Quindi il gruppo si poteva avvalere di delatori organizzati sistematicamnete che riferivano alla "banda Collotti", nome con cui è meglio conosciuto il gruppo di agenti dell'Ispettorato, o ai preposti organi delle SS. Un caso è molto noto è quello relativo a Giorgio Bacolis, impiegato presso il Lloyd Triestino, il quale si travisava da pastore evangelico oppure valdese a seconda della bisogna, per poter ottenere più facilmente informazioni, anche da persone che non erano delatori, lui ebbe un "premio" di 100.000 lire per avere fatto catturare un membro di rilievo del CLN.

I processi del dopoguerra[modifica | modifica wikitesto]

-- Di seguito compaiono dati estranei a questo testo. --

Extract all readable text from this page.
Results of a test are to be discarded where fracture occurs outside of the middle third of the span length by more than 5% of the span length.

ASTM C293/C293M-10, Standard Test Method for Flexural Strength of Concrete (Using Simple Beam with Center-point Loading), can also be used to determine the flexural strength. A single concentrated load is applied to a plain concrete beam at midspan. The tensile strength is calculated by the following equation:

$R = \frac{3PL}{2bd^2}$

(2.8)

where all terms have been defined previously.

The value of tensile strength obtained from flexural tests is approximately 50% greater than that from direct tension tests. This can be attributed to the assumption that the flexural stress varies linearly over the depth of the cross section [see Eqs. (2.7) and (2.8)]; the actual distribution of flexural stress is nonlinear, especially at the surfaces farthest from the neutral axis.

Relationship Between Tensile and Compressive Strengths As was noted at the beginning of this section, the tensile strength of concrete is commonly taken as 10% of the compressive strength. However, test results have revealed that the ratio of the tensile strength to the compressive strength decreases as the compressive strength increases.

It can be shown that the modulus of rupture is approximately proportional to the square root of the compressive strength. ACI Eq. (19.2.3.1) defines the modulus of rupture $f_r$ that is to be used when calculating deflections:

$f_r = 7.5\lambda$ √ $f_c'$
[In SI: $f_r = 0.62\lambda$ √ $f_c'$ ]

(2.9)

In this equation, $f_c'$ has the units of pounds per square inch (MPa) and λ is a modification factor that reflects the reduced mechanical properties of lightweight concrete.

Nel dopoguerra furono istituiti processi a carico di alcuni membri dell'Ispettorato. Quello di maggior peso era riferito a Giuseppe Gueli, Umberto Perrone, Nicola Cotecchia, Domenico Miano, Antonio Signorelli, Gherardo Brugnerato e Udino Pavan. In seconda istanza Gueli ebbe una condanna ad 8 anni ed undici mesi, gli altri pene molto minori, a parte Cotecchia e Perrone che vennero direttamente assolti. Lucio Ribaudo con capi di imputazione gravissimi inerenti a un pervicace e continuo metodo di applicazione feroce della tortura fu condannato a 24 anni. Essendo stato Gaetano Collotti trucidato dai partigiani nel corso dell'eccidio della cartiera di Mignagola insieme alla fidanzata incinta, il difensore di Gueli si giocò la carta di impostare la difesa sul fatto che Gueli era "succube" di Collotti. Gueli fu assolto il 27 febbraio 1947.[6]